Da anni si dice che serva un intervento nel settore delle tlc che in Italia continua a bruciare risorse e mettere a rischio gli investimenti
Sono giorni delicatissimi per la più importante compagnia di telecomunicazioni presente in Italia. Il dossier Tim è infatti sul tavolo del governo che sta operando un giro di consultazioni, con i sindacati, soprattutto, quando mancano pochi giorni alla data entro la quale Cdp dovrebbe presentare un’offerta non vincolante per la rete.
Al centro degli incontri voluti dal presidente del consiglio Giorgia Meloni, il futuro dell’azienda e gli sviluppi finanziari per arrivare all’infrastruttura unica.

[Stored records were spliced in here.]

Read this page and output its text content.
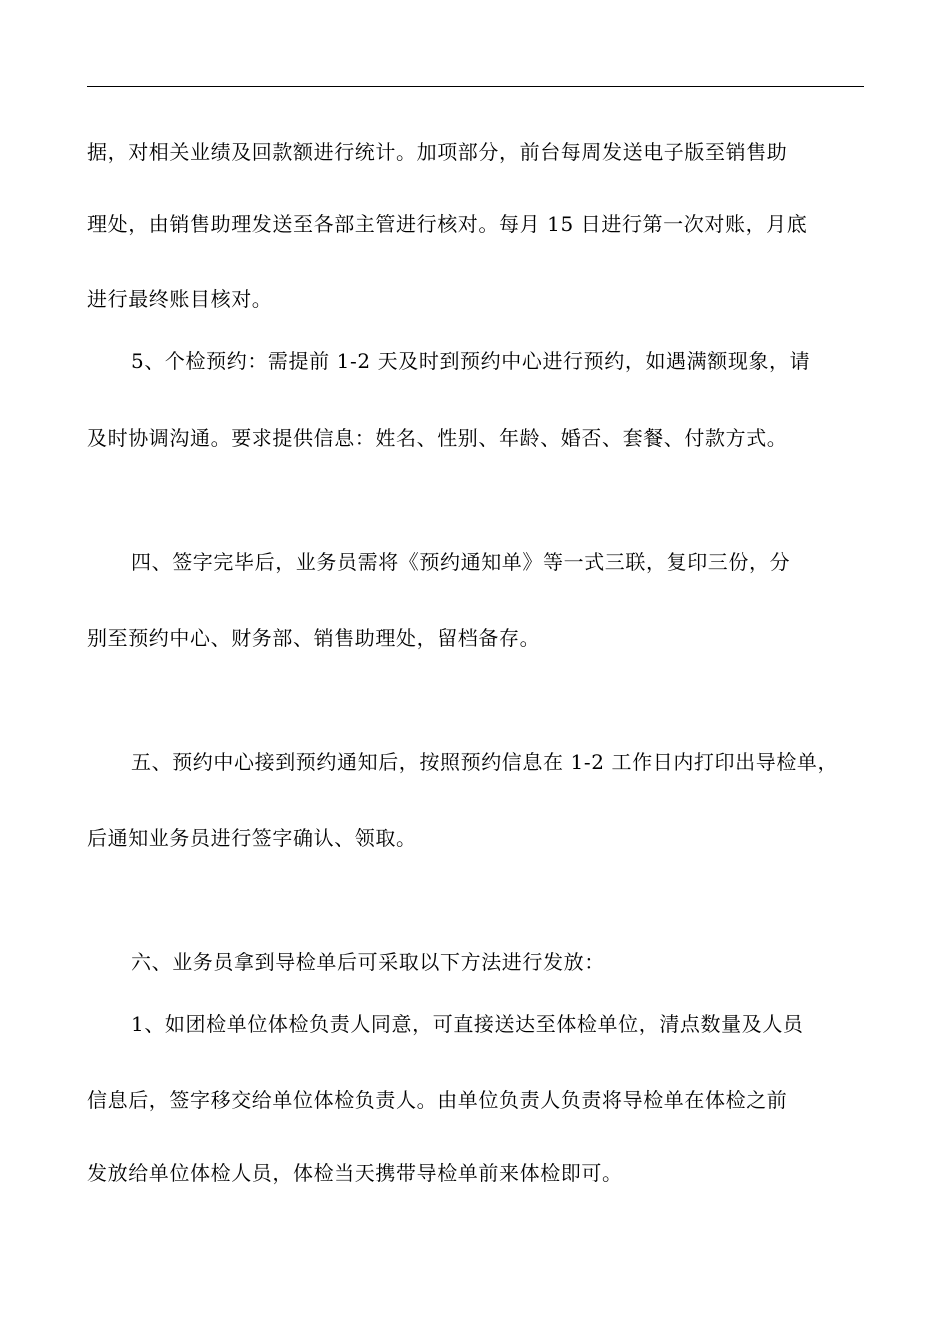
据，对相关业绩及回款额进行统计。加项部分，前台每周发送电子版至销售助
理处，由销售助理发送至各部主管进行核对。每月 15 日进行第一次对账，月底
进行最终账目核对。
5、个检预约：需提前 1-2 天及时到预约中心进行预约，如遇满额现象，请
及时协调沟通。要求提供信息：姓名、性别、年龄、婚否、套餐、付款方式。
四、签字完毕后，业务员需将《预约通知单》等一式三联，复印三份，分
别至预约中心、财务部、销售助理处，留档备存。
五、预约中心接到预约通知后，按照预约信息在 1-2 工作日内打印出导检单，
后通知业务员进行签字确认、领取。
六、业务员拿到导检单后可采取以下方法进行发放：
1、如团检单位体检负责人同意，可直接送达至体检单位，清点数量及人员
信息后，签字移交给单位体检负责人。由单位负责人负责将导检单在体检之前
发放给单位体检人员，体检当天携带导检单前来体检即可。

Una cosa è certa: l’obiettivo sia del governo Meloni che, in precedenza, di quello Draghi è arrivare a una infrastruttura, strategica come la rete in fibra, in mano pubblica.
Per le telecomunicazioni “le infrastrutture strategiche devono essere sotto il controllo pubblico”, ha detto Meloni, ai sindacati a Palazzo Chigi lo scorso 9 novembre riferendosi proprio a Tim. “Nessuno tra vecchio e nuovo governo sta dicendo qualcosa di diverso dal fatto che la rete unica è importante, poi ci sono alcuni che suggeriscono un modello per realizzarla e altri uno diverso.
Ad oggi non c’è una divergenza sul risultato finale ma un contraddittorio su come arrivarci”, ha osservato l’ad di Tim, Pietro Labriola, pochi giorni fa. “Quello che dobbiamo mettere sempre al centro – ha aggiunto – è il futuro della società stiamo navigando in un contesto complesso, voglio ringraziare i 42mila colleghi che da 10 anni lavorano con riduzione di orario e stipendio”.
Del resto, da anni si dice che serva un intervento di politica industriale nel settore delle tlc. In Italia si continua ad avere delle performance differenti rispetto al resto d’Europa. Bruciando così risorse e mettendo a rischio gli investimenti.
Il 30 novembre si capirà se l’opzione di integrare la rete di Tim in quella di Open Fiber – di cui la Cdp detiene il 60% – ha ancora qualche chance. Al momento l’accordo appare difficile. Vivendi che è l’azionista principale di Tim con il 23,7% del capitale avrebbe chiesto oltre 30 miliardi per la rete. Una valutazione giudicata esagerata da Cdp. Ma proprio mentre il futuro è incerto, da Tim arriva una decisione clamorosa.
Clamorosa, ma non nuova, dato che, proprio in questi mesi, a operarla è stata un’altra azienda delle telecomunicazioni come Iliad. E così, Tim spegnerà alcuni dei suoi ripetitori sparsi per il paese, quando il traffico della rete sarà basso.In modo tale da fronteggiare il caro energia che da mesi ormai colpisce tutti.
Una sperimentazione che, in realtà, sarebbe già partita da alcuni mesi in due regioni italiane. Ma l’obiettivo è quello di mettere tutto a pieno regime nell’ormai prossimo 2023. Andando a risparmiare e ottenere efficacia soprattutto di notte, quando il traffico dei dati mobile e delle telecomunicazioni tipicamente scende.